Tra tutte le fiere italiane in quale ti sei trovata più a tuo agio?

Mi sono trovata bene  nelle fiere marchigiane e non (ad esempio il Romics.) Rimini è stata la mia seconda fiera dopo Lucca. Sarà per il clima, sarà per l’atmosfera, ma ogni volta che ci torno, mi sento come in una seconda casa.

Sei supportata da qualcuno in particolare? ( parlando della passione per il cosplay )

Sono supportata dalla mia famiglia (che ahimè per loro, ogni tanto si ritrovano a ritirare le mie parrucche quando arriva il corriere XD) Dal mio ragazzo e dai miei amici.

Quale cosplay porterai in futuro, miri a qualche personaggio particolarmente difficile da realizzare?

In futuro mi piacerebbe realizzare Roxy delle Winx con tanto di ali. Altro personaggio che mi piacerebbe, forse particolarmente più difficile  è Ahri di League of Legends. La versione classica con tanto di code.

Preferisci: Interpretare, posare, fare sartoria, props oppure ancora devi trovare la tua confort zone?
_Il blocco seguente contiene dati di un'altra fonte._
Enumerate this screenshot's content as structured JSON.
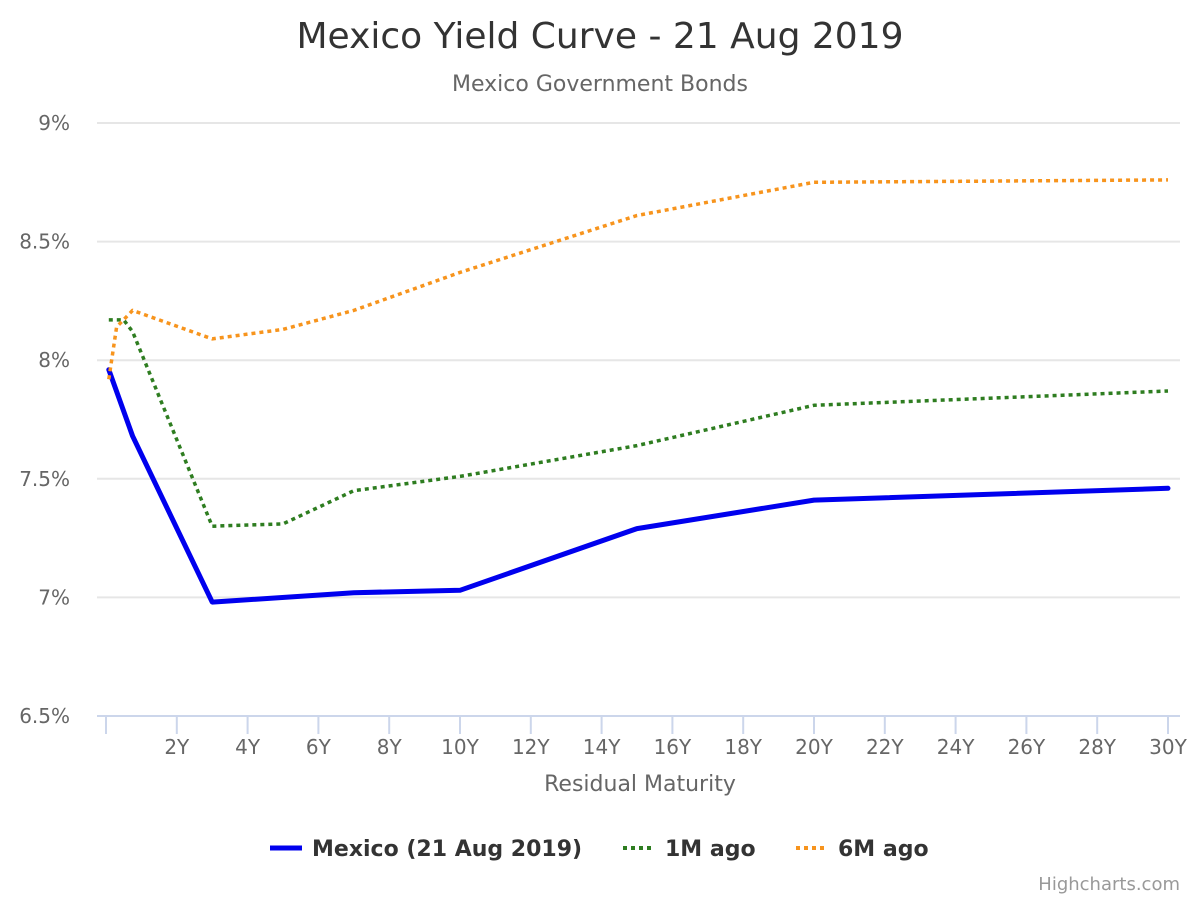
{
  "chart_data": {
    "type": "line",
    "title": "Mexico Yield Curve - 21 Aug 2019",
    "subtitle": "Mexico Government Bonds",
    "xlabel": "Residual Maturity",
    "ylabel": "",
    "xlim": [
      0,
      30
    ],
    "ylim": [
      6.5,
      9
    ],
    "x_tick_labels": [
      "2Y",
      "4Y",
      "6Y",
      "8Y",
      "10Y",
      "12Y",
      "14Y",
      "16Y",
      "18Y",
      "20Y",
      "22Y",
      "24Y",
      "26Y",
      "28Y",
      "30Y"
    ],
    "x_ticks": [
      2,
      4,
      6,
      8,
      10,
      12,
      14,
      16,
      18,
      20,
      22,
      24,
      26,
      28,
      30
    ],
    "y_ticks": [
      6.5,
      7,
      7.5,
      8,
      8.5,
      9
    ],
    "y_tick_labels": [
      "6.5%",
      "7%",
      "7.5%",
      "8%",
      "8.5%",
      "9%"
    ],
    "grid": true,
    "legend_position": "bottom",
    "series": [
      {
        "name": "Mexico (21 Aug 2019)",
        "color": "#0000ee",
        "dash": "solid",
        "x": [
          0.08,
          0.75,
          3,
          7,
          10,
          15,
          20,
          30
        ],
        "y": [
          7.96,
          7.68,
          6.98,
          7.02,
          7.03,
          7.29,
          7.41,
          7.46
        ]
      },
      {
        "name": "1M ago",
        "color": "#2e7d20",
        "dash": "dotted",
        "x": [
          0.08,
          0.5,
          0.75,
          3,
          5,
          7,
          10,
          15,
          20,
          30
        ],
        "y": [
          8.17,
          8.17,
          8.12,
          7.3,
          7.31,
          7.45,
          7.51,
          7.64,
          7.81,
          7.87
        ]
      },
      {
        "name": "6M ago",
        "color": "#f7941d",
        "dash": "dotted",
        "x": [
          0.08,
          0.3,
          0.75,
          3,
          5,
          7,
          10,
          15,
          20,
          30
        ],
        "y": [
          7.92,
          8.14,
          8.21,
          8.09,
          8.13,
          8.21,
          8.37,
          8.61,
          8.75,
          8.76
        ]
      }
    ]
  },
  "credits": "Highcharts.com"
}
Mi piacciono tutte in realtà, non sono molto esperta con la parte sartoriale e props. Mi piacerebbe migliorare su questi due aspetti. Per la parte del “posare” e “interpretare” penso siano la mia confort zone. 

Che cosa ne pensi dell’ambiente cosplay? Alcuni lo definiscono amichevole, altri tossico… sappiamo che la verità è sempre nel mezzo; la tua opinione?
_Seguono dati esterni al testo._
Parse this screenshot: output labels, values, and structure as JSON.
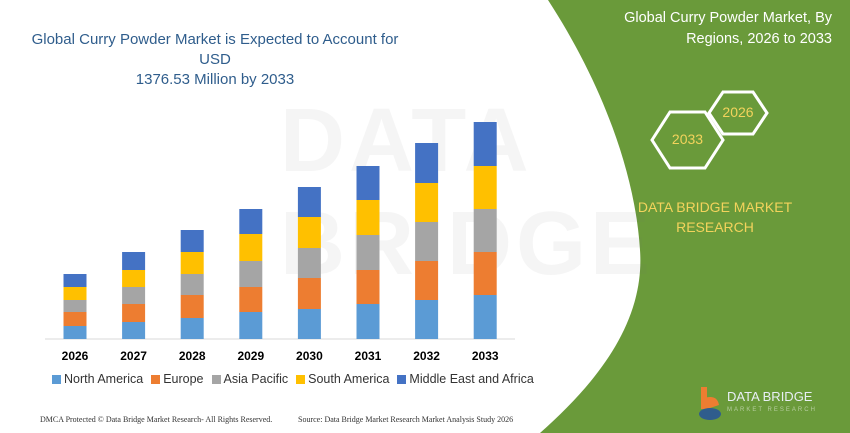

Penso che un tempo vi era meno competizione e alle fiere potevi vedere sia cosplayer precisi nei minimi dettagli, che cosplayer più casual e disinvolti. L’importante era divertirsi e godersi la fiera. C’è stato un periodo dove è diventato più tossico quello è vero. Purtroppo se non eri perfetta venivi criticato e così, quasi ti faceva passare la voglia di vestirti. Fortunatamente negli ultimi anni si è ritornati all’ambiente pacifico e spensierato di un tempo. 

Recentemente si è parlato di molestie e comunque torniamo sempre alla famosa frase ” Cosplay non è consenso ” ti sei mai imbattuta in situazioni spiacevoli?

Fortunatamente non mi sono mai capitate situazioni spiacevoli. Ma condivido la frase: “Cosplay non è consenso”.

Dai un consiglio a chi fa cosplay per la prima volta; cose da fare e non fare.

Per chi si approccia per la prima volta, consiglio di intraprendere questa passione con spensieratezza e con il gusto di farlo. Cercare di non farsi troppo condizionare dalle opinioni negative che potrebbero arrivare per la scelta di un personaggio o altro. Di divertirsi e di stare bene con se stessa in primis. 

Grazie per aver risposto alle nostre domande.

Grazie a voi per questa opportunità.